Sin lugar a dudas, resultó determinante la visita del presidente del Banco Central Europeo, Mario Draghi, pues él terminó por desbloquear un proceso que se ha caracterizado por ser muy engorroso.

El grupo Santoro, controlado por Isabel dos Santos, llegó a recomprar su parte al Banco de Fomento de Angola, supuestamente público pero también bajo la influencia de la todopoderosa empresaria. El gran problema de fondo era la caída de los precios del petróleo, principal fuente de ingresos del país africano.

Sólo cuando la amenaza del BCE se ha concretado en tiempo y dinero pudo de verdad cerrarse un pacto que disparaba las opciones de CaixaBank para el siguiente negocio a la vista en Portugal: la venta de Novo Banco.

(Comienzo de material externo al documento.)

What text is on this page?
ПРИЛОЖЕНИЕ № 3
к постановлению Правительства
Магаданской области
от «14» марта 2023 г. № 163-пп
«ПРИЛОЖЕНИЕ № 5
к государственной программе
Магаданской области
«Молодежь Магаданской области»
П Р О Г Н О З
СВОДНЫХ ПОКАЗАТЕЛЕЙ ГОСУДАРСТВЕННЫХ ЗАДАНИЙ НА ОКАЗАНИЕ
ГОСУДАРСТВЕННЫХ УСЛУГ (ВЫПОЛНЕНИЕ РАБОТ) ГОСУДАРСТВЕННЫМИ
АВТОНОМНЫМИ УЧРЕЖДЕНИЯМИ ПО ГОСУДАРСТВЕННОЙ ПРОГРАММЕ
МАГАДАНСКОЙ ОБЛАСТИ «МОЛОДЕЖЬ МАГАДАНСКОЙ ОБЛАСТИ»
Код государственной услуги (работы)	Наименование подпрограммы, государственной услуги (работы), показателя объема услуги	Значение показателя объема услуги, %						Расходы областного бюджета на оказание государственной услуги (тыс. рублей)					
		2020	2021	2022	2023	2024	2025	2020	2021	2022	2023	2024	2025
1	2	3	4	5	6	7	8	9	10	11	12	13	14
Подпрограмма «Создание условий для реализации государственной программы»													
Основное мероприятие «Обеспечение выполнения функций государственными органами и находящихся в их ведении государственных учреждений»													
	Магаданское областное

En teoría, esta última operación se dará por concluida en las próximas semanas, con la elección del Banco de Portugal ya sobre la mesa: el fondo norteamericano Lone Star. Pero hay quien atisba nuevas posibilidades después de que Caixabank haya estrechado su cerco a BPI.

En cualquier caso, la ‘españolización’ de la banca al otro lado de la frontera continúa despertando ciertos recelos. Curiosamente, la percepción no es la misma tratándose del contrapeso de Angola, pues se halla dentro de la Comunidad de Países de Lengua Portuguesa, muy valorada en tierras lusas.